Pour commencer, Legends met en scène une femme appelée Sonia Belmont. La mode des héros musclés à la Conan le Barbare a fait son temps depuis le travail d’Ayami Kojima sur Symphony of the Night, aussi en donnant le rôle principal de ce nouvel épisode à une femme et non plus à un homme ou à un dhampire, Konami semble toujours dans l’optique de bousculer les habitudes des fans de sa licence gothique. Hélas, le premier constat que fait le joueur en commençant une partie est la grande similitude avec les deux autres opus sur la même console. En effet, les graphismes semblent être un mélange entre l’archaïsme de The Adventure et la finesse de Belmont’s Revenge, et la partie sonore témoigne des caractéristiques de la Game Boy en rappelant bien vite plusieurs thèmes connus (comme Bloody Tears qui a droit à une version altérée dès le premier niveau). Ainsi, le joueur habitué se retrouve dès le départ dans une situation très familière, et le découpage en six niveaux (dont un secret !) plutôt linéaires dans l’ensemble semble être un pas en arrière pour la licence, d’autant plus qu’un compte à rebours pourtant disparu depuis Akumajō Dracula sur Sharp X68000 fait lui aussi son retour !
Et la sensation de déjà-vu (ou déjà-joué) perdurera au fil du jeu. En effet, le joueur va parcourir des environnements très classiques : un cimetière pour commencer (comme dans The Adventure), puis le hall d’entrée du château, suivi par la tour de l’horloge et le donjon d’où il tombera dans des cavernes souterraines précédant le véritable repaire du Comte (une cathédrale !) duquel se cache l’entrée d’une annexe secrète de Castlevania. Pour tout dire, c’est carrément le level-design lui-même qui ne fait preuve d’aucune originalité et ne réussira certainement pas à surprendre le joueur ! Côté gameplay, même constat : Sonia se manipule comme Christopher avant elle dans Belmont’s Revenge en ayant un fouet améliorable à deux reprises, d’abord en le transformant en solide chaîne et en l’allongeant légèrement puis en permettant à l’héroïne de lancer des boules de feu…

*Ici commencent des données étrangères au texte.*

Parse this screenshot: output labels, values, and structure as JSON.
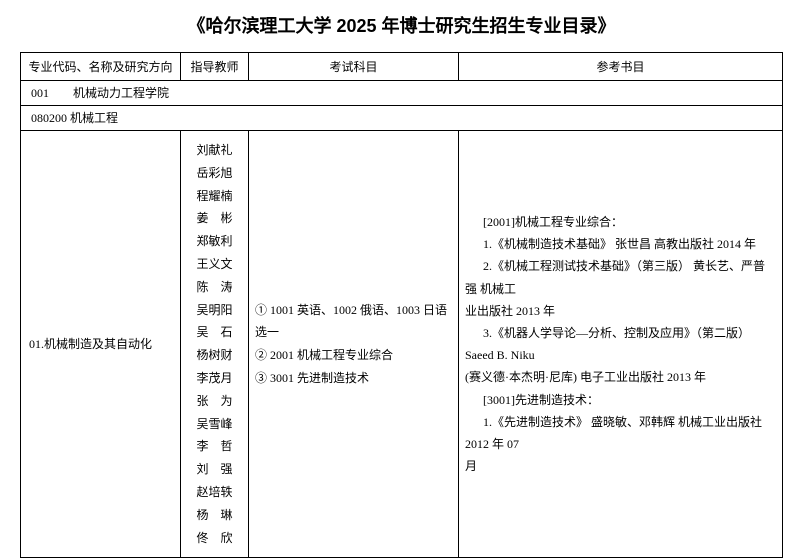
{
  "title": "《哈尔滨理工大学 2025 年博士研究生招生专业目录》",
  "headers": {
    "col1": "专业代码、名称及研究方向",
    "col2": "指导教师",
    "col3": "考试科目",
    "col4": "参考书目"
  },
  "dept": "001　　机械动力工程学院",
  "major": "080200 机械工程",
  "direction": "01.机械制造及其自动化",
  "advisors": "刘献礼\n岳彩旭\n程耀楠\n姜　彬\n郑敏利\n王义文\n陈　涛\n吴明阳\n吴　石\n杨树财\n李茂月\n张　为\n吴雪峰\n李　哲\n刘　强\n赵培轶\n杨　琳\n佟　欣",
  "subjects": {
    "line1": "① 1001 英语、1002 俄语、1003 日语选一",
    "line2": "② 2001 机械工程专业综合",
    "line3": "③ 3001 先进制造技术"
  },
  "refs": {
    "l1": "[2001]机械工程专业综合：",
    "l2": "1.《机械制造技术基础》 张世昌 高教出版社 2014 年",
    "l3": "2.《机械工程测试技术基础》（第三版） 黄长艺、严普强 机械工",
    "l3b": "业出版社 2013 年",
    "l4": "3.《机器人学导论—分析、控制及应用》（第二版）Saeed B. Niku",
    "l4b": "(赛义德·本杰明·尼库) 电子工业出版社 2013 年",
    "l5": "[3001]先进制造技术：",
    "l6": "1.《先进制造技术》 盛晓敏、邓韩辉 机械工业出版社 2012 年 07",
    "l6b": "月"
  }
}
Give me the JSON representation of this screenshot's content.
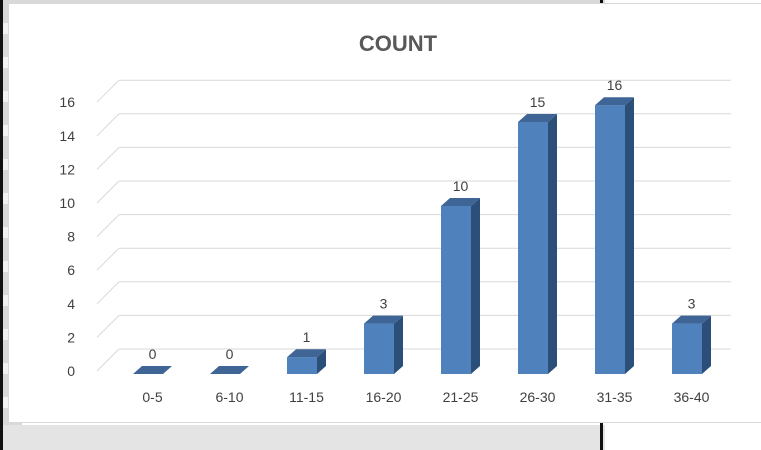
{
  "chart_data": {
    "type": "bar",
    "title": "COUNT",
    "categories": [
      "0-5",
      "6-10",
      "11-15",
      "16-20",
      "21-25",
      "26-30",
      "31-35",
      "36-40"
    ],
    "values": [
      0,
      0,
      1,
      3,
      10,
      15,
      16,
      3
    ],
    "data_labels": [
      "0",
      "0",
      "1",
      "3",
      "10",
      "15",
      "16",
      "3"
    ],
    "yticks": [
      "0",
      "2",
      "4",
      "6",
      "8",
      "10",
      "12",
      "14",
      "16"
    ],
    "ylim": [
      0,
      16
    ],
    "grid": true,
    "legend": "none",
    "style": "3d-column",
    "bar_color": "#4f81bd",
    "bar_side_color": "#2c4f79",
    "bar_top_color": "#3f6596",
    "grid_color": "#d9d9d9",
    "text_color": "#404040",
    "title_color": "#595959"
  }
}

Peut-être qu’au moins un peu de fraîcheur souffle sur les armes secondaires ? Sonia ne dispose pas des habituelles hache, dague, eau bénite, montre à gousset et croix-boomerang mais des « armes spirituelles » ; c’est une fois un boss de fin de niveau vaincu que la belle obtient un pouvoir spécial utilisable dès le stage suivant (autant dire qu’il faut se battre uniquement au fouet dans le premier level). Le premier est celui du vent qui fonctionne exactement comme la montre en gelant le temps momentanément, le deuxième est la glace qui permet de rétablir la jauge de vie (comme la branche de laurier sur Sharp X68000), le troisième est la flamme qui attaque tous les ennemis à l’écran dans un flash lumineux, la quatrième est celui du « saint » qui traverse l’écran à l’horizontale sous la forme d’une vaguelette d’énergie, tandis que le dernier pouvoir à acquérir (si le joueur réussit à pénétrer le stage caché et à défaire son boss) est celui de la chauve-souris qui fonctionne de la même manière que la flamme mais en plus efficace (à la manière du chapelet des premiers épisodes). Rien de particulièrement novateur ici au final (si on excepte le curieux nom de chacun de ces pouvoirs au vu de leurs effets respectifs), et ce n’est pas l’inefficacité de ces « armes spirituelles » (exceptés la glace et le « saint ») face aux bosses qui laissera penser le contraire !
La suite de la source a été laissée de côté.